Kapolres Tanjungpinang, AKBP Fernando, mengungkapkan penangkapan terhadap dua orang pasangan suami isteri itu, dilakukan atas informasi dari salah seorang korban, yang menjual handphone Oppo kepada pelaku.
“Atas kesepakatan kedua belah pihak mereka bertemu di jalan DI Panjaiatan KM 7 Kota Tanjungpinang sekitar pukul 21.00 WIB, Kamis (14/1/2021),” ujarnya kapolres Fernando didampingi sejumlah kapolsek saat menggelar Presrilies di Polres Tanjungpinang Selasa (19/1/2021).
Korban lanjutnya, menjual handphone merk Oppo miliknya kepada pelaku seharga Rp 1,7 juta ribu. Setelah transaksi selesai, selanjutnya korban kembali kerumahnya di Lorong Pramuka dan memeriksa uang tersebut.
“Ternyata dari 17 lembar uang pecahan Rp 100 ribu hasil penjualan Hand Phonya, saat diperiksa 12 lembar 100 ribu itu semua serinya sama sehingga diduga uang palsu,” ujarnya.

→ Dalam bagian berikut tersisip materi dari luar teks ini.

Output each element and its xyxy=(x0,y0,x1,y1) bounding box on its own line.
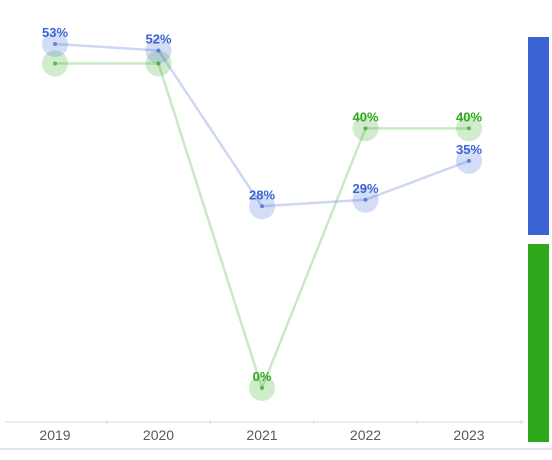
x-tick-label: 2020 xyxy=(143,427,174,443)
x-axis: 2019 2020 2021 2022 2023 xyxy=(0,420,552,450)
data-point xyxy=(53,61,57,66)
series-layer: 53% 52% 28% 29% 35% 0% 40% 40% xyxy=(42,25,482,401)
data-label: 28% xyxy=(249,187,275,202)
data-point xyxy=(363,197,368,202)
data-point xyxy=(156,61,161,66)
data-point xyxy=(53,41,57,46)
data-label: 35% xyxy=(456,142,482,157)
data-point xyxy=(260,386,264,390)
x-tick-label: 2021 xyxy=(246,427,277,443)
legend xyxy=(528,37,549,442)
data-point xyxy=(260,204,264,209)
data-label: 40% xyxy=(352,109,378,124)
series-line xyxy=(55,62,469,390)
x-tick-label: 2022 xyxy=(350,427,381,443)
x-tick-label: 2019 xyxy=(39,427,70,443)
x-tick-label: 2023 xyxy=(453,427,484,443)
legend-swatch-series-1[interactable] xyxy=(528,244,549,442)
data-point xyxy=(467,126,471,131)
series-1 xyxy=(42,50,482,401)
data-label: 40% xyxy=(456,109,482,124)
series-line xyxy=(54,42,470,208)
data-point xyxy=(156,48,161,53)
series-0 xyxy=(42,30,482,220)
data-point xyxy=(363,126,368,131)
data-point xyxy=(467,158,471,163)
data-label: 0% xyxy=(253,369,272,384)
data-label: 29% xyxy=(352,181,378,196)
data-label: 53% xyxy=(42,25,68,40)
legend-swatch-series-0[interactable] xyxy=(528,37,549,235)
data-label: 52% xyxy=(145,31,171,46)
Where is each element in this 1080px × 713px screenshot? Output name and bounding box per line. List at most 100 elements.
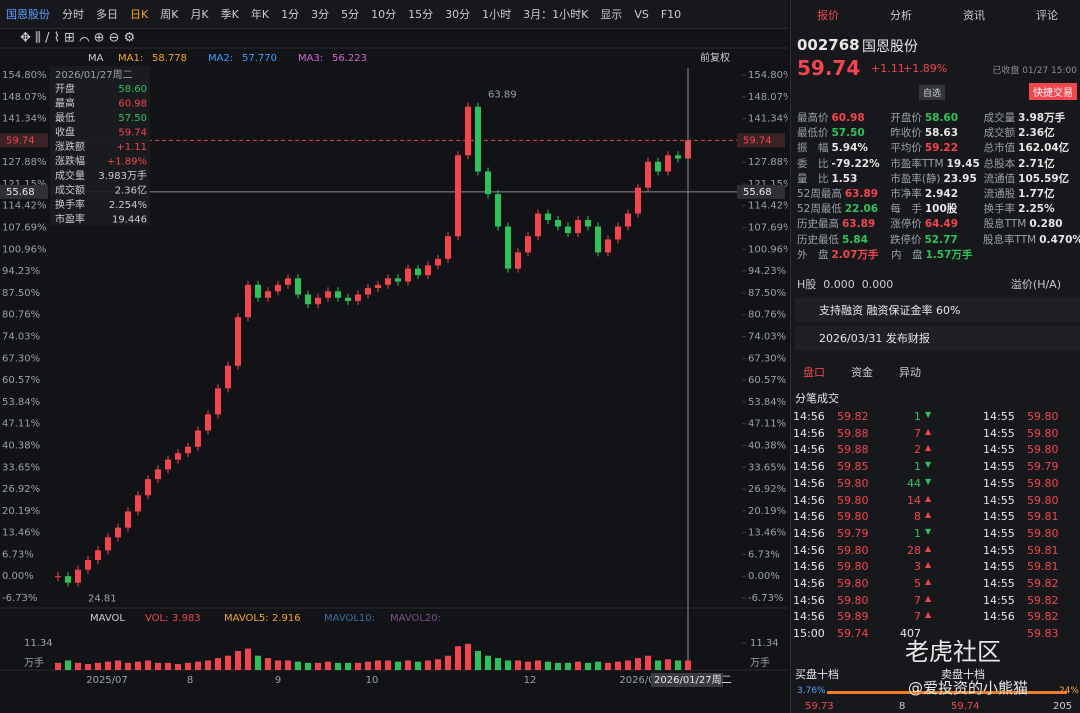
- info-label: 换手率: [55, 198, 85, 211]
- panel-tab[interactable]: 评论: [1036, 9, 1058, 22]
- watermark-brand: 老虎社区: [905, 638, 1001, 666]
- toolbar-icons[interactable]: ✥ ⫼ ∕ ⌇ ⊞ ⌒ ⊕ ⊖ ⚙: [20, 31, 135, 46]
- trade-btn[interactable]: 快捷交易: [1029, 83, 1077, 100]
- toolbar-item[interactable]: 日K: [130, 8, 149, 21]
- stats-row: 量 比 1.53 市盈率(静) 23.95 流通值 105.59亿: [797, 171, 1077, 186]
- toolbar-item[interactable]: 季K: [220, 8, 239, 21]
- toolbar-item[interactable]: 1分: [281, 8, 300, 21]
- volume-bar: [225, 655, 231, 670]
- info-value: +1.11: [116, 142, 147, 153]
- stat: 跌停价 52.77: [890, 232, 983, 247]
- candle: [295, 278, 301, 295]
- volume-bar: [515, 660, 521, 670]
- candle: [455, 155, 461, 237]
- toolbar-item[interactable]: 分时: [62, 8, 84, 21]
- ma-value: 57.770: [242, 53, 277, 64]
- y-tick-label: 80.76%: [748, 310, 786, 321]
- toolbar-item[interactable]: 月K: [190, 8, 209, 21]
- trade-time: 14:56: [983, 610, 1015, 624]
- trade-vol: 8: [914, 510, 921, 524]
- toolbar-item[interactable]: VS: [634, 7, 649, 21]
- toolbar-item[interactable]: 国恩股份: [6, 8, 50, 21]
- toolbar-item[interactable]: 3分: [311, 8, 330, 21]
- toolbar-item[interactable]: 3月：1小时K: [523, 8, 589, 21]
- trade-price: 59.80: [1027, 493, 1059, 507]
- toolbar-item[interactable]: 30分: [445, 8, 471, 21]
- candle: [315, 297, 321, 305]
- y-tick-label: 87.50%: [2, 288, 40, 299]
- watch-btn[interactable]: 自选: [919, 85, 946, 100]
- volume-bar: [665, 659, 671, 670]
- subtab[interactable]: 资金: [851, 366, 873, 379]
- toolbar-item[interactable]: F10: [660, 7, 682, 21]
- panel-tab[interactable]: 资讯: [963, 9, 985, 22]
- y-tick-label: 53.84%: [748, 397, 786, 408]
- volume-bar: [485, 655, 491, 670]
- stat-value: 64.49: [924, 218, 959, 231]
- trade-time: 14:56: [793, 610, 825, 624]
- y-tick-label: 107.69%: [748, 223, 788, 234]
- vol-tick-label: 11.34: [750, 638, 779, 649]
- panel-tab[interactable]: 分析: [890, 9, 912, 22]
- candle: [435, 258, 441, 266]
- ask: 59.74: [951, 701, 980, 712]
- trade-vol: 28: [907, 543, 921, 557]
- y-tick-label: 20.19%: [748, 506, 786, 517]
- y-tick-label: 67.30%: [748, 353, 786, 364]
- volume-bar: [615, 661, 621, 670]
- stat: 成交量 3.98万手: [984, 110, 1077, 125]
- price-tag-label: 55.68: [6, 187, 35, 198]
- candle: [115, 527, 121, 538]
- candle: [325, 291, 331, 298]
- toolbar-item[interactable]: 15分: [408, 8, 434, 21]
- candle: [125, 511, 131, 528]
- candle: [385, 278, 391, 285]
- stat: 振 幅 5.94%: [797, 140, 890, 155]
- toolbar-item[interactable]: 1小时: [482, 8, 512, 21]
- subtab[interactable]: 异动: [899, 366, 921, 379]
- toolbar-item[interactable]: 年K: [250, 8, 270, 21]
- stat-label: 52周最低: [797, 203, 842, 216]
- toolbar-item[interactable]: 10分: [371, 8, 397, 21]
- ma-name: MA2:: [208, 53, 233, 64]
- y-tick-label: 74.03%: [2, 332, 40, 343]
- toolbar-item[interactable]: 显示: [600, 8, 623, 21]
- vol-name: VOL:: [145, 613, 168, 624]
- buy-pct: 3.76%: [797, 686, 826, 696]
- info-label: 最低: [55, 111, 75, 124]
- premium: 溢价(H/A): [1010, 278, 1061, 291]
- candle: [675, 155, 681, 159]
- toolbar-item[interactable]: 5分: [341, 8, 360, 21]
- stat-value: 58.60: [924, 112, 959, 125]
- volume-bar: [145, 660, 151, 670]
- toolbar-item[interactable]: 多日: [96, 8, 118, 21]
- candle: [95, 550, 101, 561]
- volume-bar: [55, 662, 61, 670]
- indicator[interactable]: MA: [88, 53, 104, 64]
- stats-row: 振 幅 5.94% 平均价 59.22 总市值 162.04亿: [797, 140, 1077, 155]
- stat: 总市值 162.04亿: [984, 140, 1077, 155]
- stats-row: 最高价 60.98 开盘价 58.60 成交量 3.98万手: [797, 110, 1077, 125]
- y-tick-label: 40.38%: [748, 440, 786, 451]
- trade-arrow: ▲: [925, 593, 932, 603]
- y-tick-label: 20.19%: [2, 506, 40, 517]
- stat: 52周最低 22.06: [797, 201, 890, 216]
- candle: [525, 236, 531, 253]
- trade-vol: 2: [914, 443, 921, 457]
- trade-price: 59.80: [837, 577, 869, 590]
- candle: [145, 479, 151, 496]
- adjust[interactable]: 前复权: [700, 51, 730, 64]
- stat-value: 63.89: [844, 188, 879, 201]
- trade-arrow: ▼: [925, 460, 932, 470]
- y-tick-label: 60.57%: [2, 375, 40, 386]
- panel-tab[interactable]: 报价: [817, 9, 839, 22]
- volume-bar: [535, 660, 541, 670]
- subtab[interactable]: 盘口: [803, 366, 825, 379]
- ma-name: MA1:: [118, 53, 143, 64]
- info-label: 开盘: [55, 82, 75, 95]
- trade-time: 14:55: [983, 460, 1015, 474]
- volume-bar: [465, 643, 471, 670]
- trade-time: 14:56: [793, 577, 825, 590]
- toolbar-item[interactable]: 周K: [160, 8, 179, 21]
- volume-bar: [555, 662, 561, 670]
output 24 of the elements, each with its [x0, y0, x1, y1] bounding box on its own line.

Sementara 5 lembar lainnya, uang pecahan 100 ribu yang diterimanya asli. Atas kejadiaan yang dialami, selanjutnya korban melaporkan hal itu ke Polisi.

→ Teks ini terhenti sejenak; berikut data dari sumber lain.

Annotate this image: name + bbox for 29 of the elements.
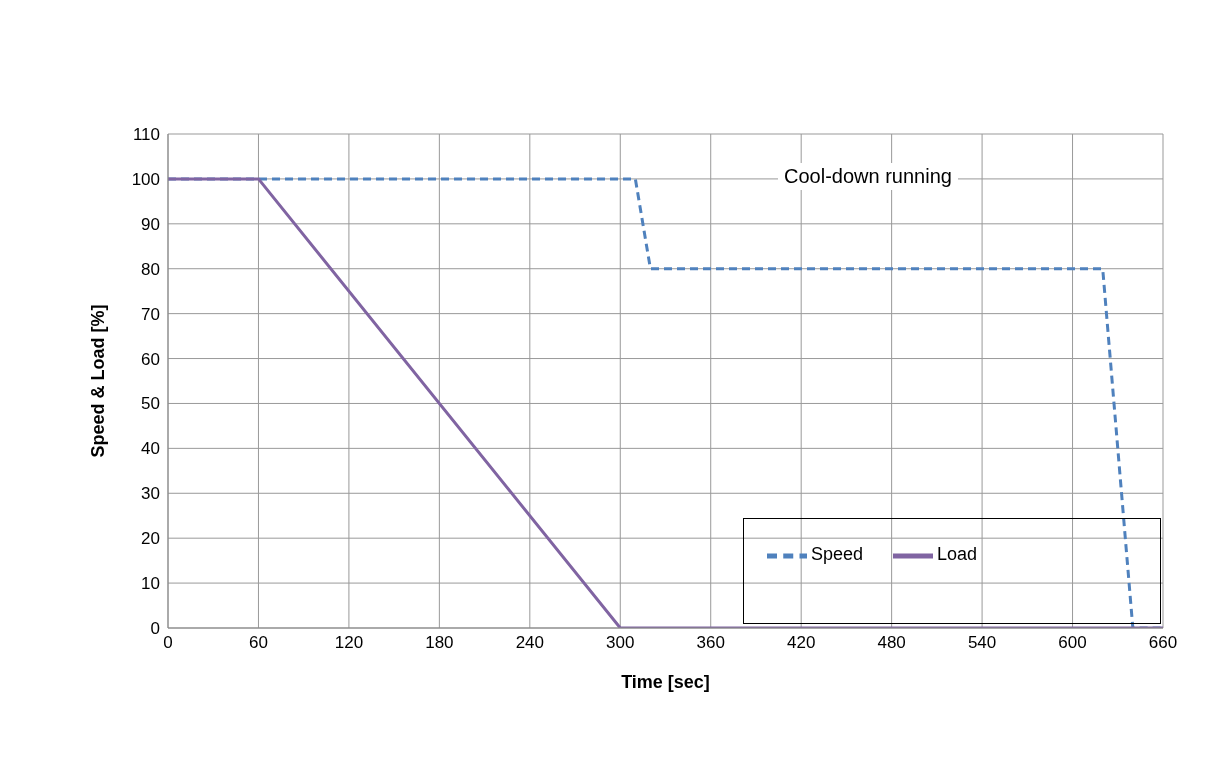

Atas laporan itu, selanjutnya anggota unit Reskrim Polsek Bukit Bestari, melakukan penyelidikan sehingga diketahui keberadaan pelaku di Kota Batam hendak menuju ke Tanjungpinang.
“Begitu kita tahu kedua pelaku berada di depan RS langsung kita amankan beserta barang bukti,” jelasnya.
Selanjutnya di lakukan pengembangan dirumah kedua pelaku ditemukan yang pecahan Rp 100 ribu sebanyak 50 lembar, printer cannon dan dua unit tinta merah dan hitam, 300 lembar kertas ukuran A4, 160 lembar warna merah muda dan 1 unit sepeda motor.
Fernando menegaskan modus kedua pelaku adalah menyelipkan uang beberapa pecahan uang asli dan lebih banyak dengan uang palsunya.
Atas perbuatannya, kedua pelaku dijerat dengan pasal 26 ayat 1 juncto pasal 36 ayat 1 Undang-Undang 7 tahun 2011 Tentang Mata Uang. Dengan ancaman hukuman 10 tahun sampai 15 tahun penjara.